Arrow’s Impossibility Theorem illustrates the point neatly. We begin with the assumptions. Roughly speaking, Arrow made a list of four criteria that reasonable people might think any method of aggregating people’s preferences ought to have. These conditions are (1) That the full range of everyone’s preferences be considered, (2) That if everyone prefers x over y then the group decision should as well, (3) That the position of x relative to y in the group prefernece depends only on the position of x relative to y in each individual’s preference, and (4) That there isn’t a dictator—i.e., someone who gets to have their preference enforced over everyone else’s. We then move forward to the impossibility result: there is in fact no method satisfying all four criteria. Any voting system would necessarily violate at least one of them.

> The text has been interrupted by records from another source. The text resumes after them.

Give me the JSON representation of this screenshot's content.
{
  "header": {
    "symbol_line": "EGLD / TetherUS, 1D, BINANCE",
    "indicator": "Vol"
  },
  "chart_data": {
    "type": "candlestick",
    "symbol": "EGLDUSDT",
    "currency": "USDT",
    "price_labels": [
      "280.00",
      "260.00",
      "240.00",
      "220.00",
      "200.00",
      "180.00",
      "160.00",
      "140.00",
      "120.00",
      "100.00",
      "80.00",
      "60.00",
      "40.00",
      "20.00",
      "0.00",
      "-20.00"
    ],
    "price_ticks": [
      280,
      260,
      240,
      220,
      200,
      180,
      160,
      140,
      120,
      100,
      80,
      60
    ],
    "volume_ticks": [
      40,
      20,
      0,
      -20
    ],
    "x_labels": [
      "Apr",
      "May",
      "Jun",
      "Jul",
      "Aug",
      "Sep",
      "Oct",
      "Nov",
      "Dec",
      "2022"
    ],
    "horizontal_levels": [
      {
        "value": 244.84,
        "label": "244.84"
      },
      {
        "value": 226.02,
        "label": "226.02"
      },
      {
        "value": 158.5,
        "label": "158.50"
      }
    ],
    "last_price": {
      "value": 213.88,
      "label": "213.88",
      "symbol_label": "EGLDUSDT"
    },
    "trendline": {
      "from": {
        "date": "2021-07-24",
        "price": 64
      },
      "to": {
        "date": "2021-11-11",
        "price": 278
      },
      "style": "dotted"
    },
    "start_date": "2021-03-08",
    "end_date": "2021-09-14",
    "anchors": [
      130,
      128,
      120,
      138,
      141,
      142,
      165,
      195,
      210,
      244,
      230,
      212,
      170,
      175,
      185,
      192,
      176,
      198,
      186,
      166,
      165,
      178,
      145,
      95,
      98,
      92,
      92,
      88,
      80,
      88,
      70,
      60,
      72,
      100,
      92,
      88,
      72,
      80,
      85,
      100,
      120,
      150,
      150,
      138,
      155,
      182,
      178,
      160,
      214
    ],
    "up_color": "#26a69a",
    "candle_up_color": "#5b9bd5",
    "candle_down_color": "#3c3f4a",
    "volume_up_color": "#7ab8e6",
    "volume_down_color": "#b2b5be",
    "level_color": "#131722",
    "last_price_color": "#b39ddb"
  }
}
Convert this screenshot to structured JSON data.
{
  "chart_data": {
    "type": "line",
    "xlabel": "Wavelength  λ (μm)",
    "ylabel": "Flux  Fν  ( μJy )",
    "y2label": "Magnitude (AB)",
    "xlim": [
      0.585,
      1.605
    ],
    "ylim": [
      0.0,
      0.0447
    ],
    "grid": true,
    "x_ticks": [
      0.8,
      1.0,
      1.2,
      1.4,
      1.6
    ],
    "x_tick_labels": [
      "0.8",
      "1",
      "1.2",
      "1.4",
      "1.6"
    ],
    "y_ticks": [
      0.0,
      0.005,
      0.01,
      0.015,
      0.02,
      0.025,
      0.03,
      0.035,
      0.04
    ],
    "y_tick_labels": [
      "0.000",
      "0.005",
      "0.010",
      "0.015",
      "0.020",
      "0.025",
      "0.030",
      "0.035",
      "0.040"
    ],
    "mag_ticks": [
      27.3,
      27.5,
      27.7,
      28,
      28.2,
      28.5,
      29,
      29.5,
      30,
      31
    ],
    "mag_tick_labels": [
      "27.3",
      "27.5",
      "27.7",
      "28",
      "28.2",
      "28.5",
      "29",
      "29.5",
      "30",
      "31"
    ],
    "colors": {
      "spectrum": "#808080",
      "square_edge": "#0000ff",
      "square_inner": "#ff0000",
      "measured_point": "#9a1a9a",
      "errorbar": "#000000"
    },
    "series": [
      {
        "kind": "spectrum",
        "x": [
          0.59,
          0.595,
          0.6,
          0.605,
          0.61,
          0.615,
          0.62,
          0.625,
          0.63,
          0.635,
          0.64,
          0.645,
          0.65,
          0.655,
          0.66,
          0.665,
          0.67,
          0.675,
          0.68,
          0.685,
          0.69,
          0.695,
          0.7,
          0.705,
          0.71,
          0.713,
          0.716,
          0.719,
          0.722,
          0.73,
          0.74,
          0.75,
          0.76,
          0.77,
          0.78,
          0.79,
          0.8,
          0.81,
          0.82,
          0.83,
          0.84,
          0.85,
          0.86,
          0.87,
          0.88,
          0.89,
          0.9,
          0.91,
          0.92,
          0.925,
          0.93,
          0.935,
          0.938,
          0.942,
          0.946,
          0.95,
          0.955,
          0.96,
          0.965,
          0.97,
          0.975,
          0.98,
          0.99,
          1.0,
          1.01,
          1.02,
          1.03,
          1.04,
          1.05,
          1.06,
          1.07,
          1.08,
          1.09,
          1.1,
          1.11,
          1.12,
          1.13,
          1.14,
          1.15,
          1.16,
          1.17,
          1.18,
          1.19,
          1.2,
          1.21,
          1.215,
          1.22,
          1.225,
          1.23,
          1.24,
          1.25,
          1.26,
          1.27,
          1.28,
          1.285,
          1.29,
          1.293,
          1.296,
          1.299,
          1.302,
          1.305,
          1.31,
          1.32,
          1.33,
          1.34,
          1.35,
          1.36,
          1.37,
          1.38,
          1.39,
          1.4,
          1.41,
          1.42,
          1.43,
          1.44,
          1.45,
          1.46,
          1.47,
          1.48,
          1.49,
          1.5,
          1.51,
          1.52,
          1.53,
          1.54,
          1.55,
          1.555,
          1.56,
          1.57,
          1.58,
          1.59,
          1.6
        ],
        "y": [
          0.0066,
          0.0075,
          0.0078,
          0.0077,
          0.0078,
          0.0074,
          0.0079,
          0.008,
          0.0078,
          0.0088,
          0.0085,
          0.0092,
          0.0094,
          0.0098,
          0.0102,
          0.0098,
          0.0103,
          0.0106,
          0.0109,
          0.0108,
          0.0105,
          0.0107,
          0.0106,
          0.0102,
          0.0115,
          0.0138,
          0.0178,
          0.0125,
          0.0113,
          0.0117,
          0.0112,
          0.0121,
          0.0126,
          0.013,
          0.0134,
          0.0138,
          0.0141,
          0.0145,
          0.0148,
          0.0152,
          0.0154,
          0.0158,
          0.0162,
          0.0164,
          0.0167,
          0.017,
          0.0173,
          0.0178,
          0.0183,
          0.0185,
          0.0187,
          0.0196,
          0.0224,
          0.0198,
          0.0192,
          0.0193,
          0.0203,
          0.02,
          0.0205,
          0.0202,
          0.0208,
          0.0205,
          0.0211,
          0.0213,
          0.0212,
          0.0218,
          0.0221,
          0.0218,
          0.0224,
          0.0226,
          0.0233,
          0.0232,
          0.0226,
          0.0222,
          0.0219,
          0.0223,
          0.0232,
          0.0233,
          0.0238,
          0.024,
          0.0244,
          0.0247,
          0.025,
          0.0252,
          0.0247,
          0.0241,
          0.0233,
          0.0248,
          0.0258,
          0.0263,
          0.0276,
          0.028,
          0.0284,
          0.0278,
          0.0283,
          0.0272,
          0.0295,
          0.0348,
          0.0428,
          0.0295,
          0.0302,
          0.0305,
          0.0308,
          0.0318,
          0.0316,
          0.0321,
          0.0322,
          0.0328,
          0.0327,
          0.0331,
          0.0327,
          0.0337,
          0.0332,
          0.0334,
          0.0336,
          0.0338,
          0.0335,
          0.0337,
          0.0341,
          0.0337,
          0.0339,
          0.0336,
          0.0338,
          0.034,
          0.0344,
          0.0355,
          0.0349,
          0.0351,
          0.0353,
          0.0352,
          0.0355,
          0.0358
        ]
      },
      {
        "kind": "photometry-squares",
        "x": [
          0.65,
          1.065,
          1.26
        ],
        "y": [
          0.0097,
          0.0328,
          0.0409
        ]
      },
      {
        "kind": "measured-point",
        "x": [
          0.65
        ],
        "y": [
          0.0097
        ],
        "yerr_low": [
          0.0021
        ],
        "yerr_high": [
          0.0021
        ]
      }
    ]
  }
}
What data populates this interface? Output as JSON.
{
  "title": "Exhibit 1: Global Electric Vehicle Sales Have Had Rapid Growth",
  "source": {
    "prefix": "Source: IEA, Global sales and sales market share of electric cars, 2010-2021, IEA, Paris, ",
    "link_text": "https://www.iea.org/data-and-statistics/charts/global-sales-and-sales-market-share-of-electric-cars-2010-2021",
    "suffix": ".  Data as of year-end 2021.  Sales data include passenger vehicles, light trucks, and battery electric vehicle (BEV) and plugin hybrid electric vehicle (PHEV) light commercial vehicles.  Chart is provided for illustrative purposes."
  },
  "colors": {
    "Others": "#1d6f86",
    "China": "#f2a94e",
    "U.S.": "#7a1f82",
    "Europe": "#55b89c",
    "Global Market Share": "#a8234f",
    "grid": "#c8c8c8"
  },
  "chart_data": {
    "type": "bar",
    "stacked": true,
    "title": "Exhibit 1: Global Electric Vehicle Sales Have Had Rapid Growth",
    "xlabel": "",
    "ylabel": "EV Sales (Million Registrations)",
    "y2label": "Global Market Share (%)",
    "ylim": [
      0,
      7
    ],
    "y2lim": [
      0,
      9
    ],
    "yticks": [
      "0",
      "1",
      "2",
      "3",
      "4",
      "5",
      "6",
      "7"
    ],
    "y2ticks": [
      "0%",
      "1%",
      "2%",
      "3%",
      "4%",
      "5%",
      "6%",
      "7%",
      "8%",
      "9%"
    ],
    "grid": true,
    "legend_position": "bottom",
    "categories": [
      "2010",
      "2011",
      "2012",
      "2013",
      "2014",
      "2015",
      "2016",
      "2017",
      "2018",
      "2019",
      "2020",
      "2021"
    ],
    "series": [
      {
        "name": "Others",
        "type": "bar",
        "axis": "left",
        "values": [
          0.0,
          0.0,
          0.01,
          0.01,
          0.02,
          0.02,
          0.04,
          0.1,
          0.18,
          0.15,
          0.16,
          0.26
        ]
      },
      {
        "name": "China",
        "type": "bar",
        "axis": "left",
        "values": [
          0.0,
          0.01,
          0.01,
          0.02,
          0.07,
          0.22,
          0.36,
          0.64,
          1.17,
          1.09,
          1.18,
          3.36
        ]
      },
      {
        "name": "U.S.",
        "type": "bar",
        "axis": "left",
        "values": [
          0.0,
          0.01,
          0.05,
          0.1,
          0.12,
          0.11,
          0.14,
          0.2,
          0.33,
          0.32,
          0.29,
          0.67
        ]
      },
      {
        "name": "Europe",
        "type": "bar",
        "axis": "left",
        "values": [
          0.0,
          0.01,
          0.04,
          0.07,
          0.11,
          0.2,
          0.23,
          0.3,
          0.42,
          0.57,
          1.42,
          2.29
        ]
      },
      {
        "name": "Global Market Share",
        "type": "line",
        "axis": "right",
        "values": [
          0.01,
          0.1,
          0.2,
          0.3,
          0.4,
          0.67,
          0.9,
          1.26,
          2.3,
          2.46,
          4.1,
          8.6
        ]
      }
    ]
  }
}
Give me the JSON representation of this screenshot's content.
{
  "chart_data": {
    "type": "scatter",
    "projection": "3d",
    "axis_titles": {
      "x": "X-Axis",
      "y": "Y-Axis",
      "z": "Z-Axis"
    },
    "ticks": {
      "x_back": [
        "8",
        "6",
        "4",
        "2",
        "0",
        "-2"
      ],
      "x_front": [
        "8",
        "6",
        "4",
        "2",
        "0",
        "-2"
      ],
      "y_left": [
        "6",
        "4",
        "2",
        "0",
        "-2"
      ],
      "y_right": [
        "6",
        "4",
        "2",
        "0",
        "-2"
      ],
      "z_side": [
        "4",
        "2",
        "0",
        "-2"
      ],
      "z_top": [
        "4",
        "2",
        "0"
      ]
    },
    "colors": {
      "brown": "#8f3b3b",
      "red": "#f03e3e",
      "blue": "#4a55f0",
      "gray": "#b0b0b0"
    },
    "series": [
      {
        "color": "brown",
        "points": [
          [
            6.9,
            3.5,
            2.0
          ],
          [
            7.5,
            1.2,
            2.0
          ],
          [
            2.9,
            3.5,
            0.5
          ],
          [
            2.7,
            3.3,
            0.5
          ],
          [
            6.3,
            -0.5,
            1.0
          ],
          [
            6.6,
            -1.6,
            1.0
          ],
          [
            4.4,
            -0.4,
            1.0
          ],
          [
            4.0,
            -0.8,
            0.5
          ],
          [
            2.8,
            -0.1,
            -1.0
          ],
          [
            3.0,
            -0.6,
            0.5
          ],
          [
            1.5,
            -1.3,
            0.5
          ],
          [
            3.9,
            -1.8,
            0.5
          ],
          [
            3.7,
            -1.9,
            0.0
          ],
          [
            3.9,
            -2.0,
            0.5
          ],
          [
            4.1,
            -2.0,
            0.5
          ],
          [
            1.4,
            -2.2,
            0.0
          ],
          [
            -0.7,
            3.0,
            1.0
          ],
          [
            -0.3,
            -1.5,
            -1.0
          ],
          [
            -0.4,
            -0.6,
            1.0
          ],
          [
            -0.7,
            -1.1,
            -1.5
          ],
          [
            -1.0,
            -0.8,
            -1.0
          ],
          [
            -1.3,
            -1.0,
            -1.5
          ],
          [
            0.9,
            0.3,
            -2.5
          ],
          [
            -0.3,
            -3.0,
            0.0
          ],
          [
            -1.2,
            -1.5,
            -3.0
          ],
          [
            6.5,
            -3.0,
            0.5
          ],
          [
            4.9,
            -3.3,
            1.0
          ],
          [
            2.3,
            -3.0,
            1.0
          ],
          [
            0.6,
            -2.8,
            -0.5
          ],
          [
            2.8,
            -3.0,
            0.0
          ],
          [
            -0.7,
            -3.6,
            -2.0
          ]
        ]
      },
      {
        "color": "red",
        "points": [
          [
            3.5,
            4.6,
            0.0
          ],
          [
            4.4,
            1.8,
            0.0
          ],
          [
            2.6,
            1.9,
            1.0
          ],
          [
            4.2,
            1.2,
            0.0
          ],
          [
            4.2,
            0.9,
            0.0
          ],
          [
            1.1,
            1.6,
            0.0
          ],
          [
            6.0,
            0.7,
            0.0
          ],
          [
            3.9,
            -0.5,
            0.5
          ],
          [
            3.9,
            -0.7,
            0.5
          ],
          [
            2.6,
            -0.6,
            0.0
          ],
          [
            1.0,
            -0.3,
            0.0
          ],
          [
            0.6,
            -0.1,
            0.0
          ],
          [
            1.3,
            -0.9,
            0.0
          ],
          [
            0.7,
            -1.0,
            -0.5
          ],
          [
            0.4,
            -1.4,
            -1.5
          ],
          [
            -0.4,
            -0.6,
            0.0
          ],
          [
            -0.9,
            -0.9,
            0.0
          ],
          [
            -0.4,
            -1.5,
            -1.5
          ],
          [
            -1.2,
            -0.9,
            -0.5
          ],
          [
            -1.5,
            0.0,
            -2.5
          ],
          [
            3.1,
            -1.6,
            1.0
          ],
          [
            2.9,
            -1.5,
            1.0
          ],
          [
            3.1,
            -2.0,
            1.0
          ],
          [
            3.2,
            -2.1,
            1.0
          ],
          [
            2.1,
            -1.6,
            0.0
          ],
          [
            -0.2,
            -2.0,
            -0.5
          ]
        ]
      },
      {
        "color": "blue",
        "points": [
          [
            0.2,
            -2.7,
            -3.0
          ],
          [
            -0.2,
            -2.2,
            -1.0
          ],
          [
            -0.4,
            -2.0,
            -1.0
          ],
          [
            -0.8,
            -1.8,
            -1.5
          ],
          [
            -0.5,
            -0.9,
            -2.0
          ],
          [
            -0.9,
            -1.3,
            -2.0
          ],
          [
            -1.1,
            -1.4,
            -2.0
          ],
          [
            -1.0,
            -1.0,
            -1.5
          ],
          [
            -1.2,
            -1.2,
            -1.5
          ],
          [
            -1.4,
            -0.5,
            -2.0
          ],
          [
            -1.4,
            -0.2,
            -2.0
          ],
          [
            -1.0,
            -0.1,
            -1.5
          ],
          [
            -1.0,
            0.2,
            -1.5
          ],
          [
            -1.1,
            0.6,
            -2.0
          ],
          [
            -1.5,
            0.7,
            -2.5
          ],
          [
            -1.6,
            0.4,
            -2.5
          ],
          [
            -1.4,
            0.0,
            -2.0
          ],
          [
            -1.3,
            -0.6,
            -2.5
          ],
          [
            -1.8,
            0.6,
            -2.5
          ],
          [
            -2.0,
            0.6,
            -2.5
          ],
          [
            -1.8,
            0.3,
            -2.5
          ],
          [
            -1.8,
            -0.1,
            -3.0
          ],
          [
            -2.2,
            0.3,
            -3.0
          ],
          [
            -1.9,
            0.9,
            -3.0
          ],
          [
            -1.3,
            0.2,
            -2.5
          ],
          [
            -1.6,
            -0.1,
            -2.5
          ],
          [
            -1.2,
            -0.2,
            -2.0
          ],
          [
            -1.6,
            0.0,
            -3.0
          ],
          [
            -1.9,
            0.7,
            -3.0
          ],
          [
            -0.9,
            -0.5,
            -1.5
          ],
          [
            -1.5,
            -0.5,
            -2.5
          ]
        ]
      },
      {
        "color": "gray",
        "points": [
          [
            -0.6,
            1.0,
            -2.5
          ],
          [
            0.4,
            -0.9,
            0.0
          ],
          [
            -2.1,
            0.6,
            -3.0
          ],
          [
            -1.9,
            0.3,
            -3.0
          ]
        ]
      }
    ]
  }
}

The proof is striking because the initial assumptions are so plausible, even weak, but they cannot all be satisfied together and so we find that the desirable result is impossible. And so we give up our quest for what we now realise is a chimera—- the idea of a perfect method of aggregating individual preferences.

As John says, existence theorems are the negative form of impossibility theorems. The classic existence theorems in economics—such as those for general equilibrium, also due to Kenneth Arrow, along with Gerard Debreu—illustrate the point neatly. We begin with the result. Roughly speaking, Arrow and Debreu wanted to show that supply and demand could be in balance in all markets at once. We then move backward to the assumptions necessary to make possible such a result. These include (1) All individuals are perfectly rational, (2) All trades take place simultaneously and instantaneously, (3) There is perfect information about all markets for all products in all conditions both now and at any point in the future, (4) Money does not exist. With these (and other) assumptions in place, the existence of a general equilibrium can be proved. The proof is striking because the initial assumptions are so implausible, even absurd, but they must all be satisfied together in order for the desirable result to be possible. And so we give up our quest for what we now recognise is a chimera—the idea that our world could ever contain economies capable of general equilibrium.

Whoops. I suppose many economists wouldn’t take that last step along the road. For their own reasons, most economists do not treat existence theorems of this sort in the obvious way—i.e., as a kind of useful reductio ad absurdum, or at least ad ridiculum. I sometimes wonder why economists so rarely adopt this interpretation. (I hear the phrase “F-twist” on the breeze.) The most plausible interpretation of the results is, “Well, we got the desired result … But look at the assumptions we had to make to do it. Absurd. The result can therefore never obtain. QED.”

Update: John Quiggin responds. Maybe I was wrong about the realism of the Arrow-Debreu temporality assumptions, because his comments seem to have appeared pretty much instantaneously.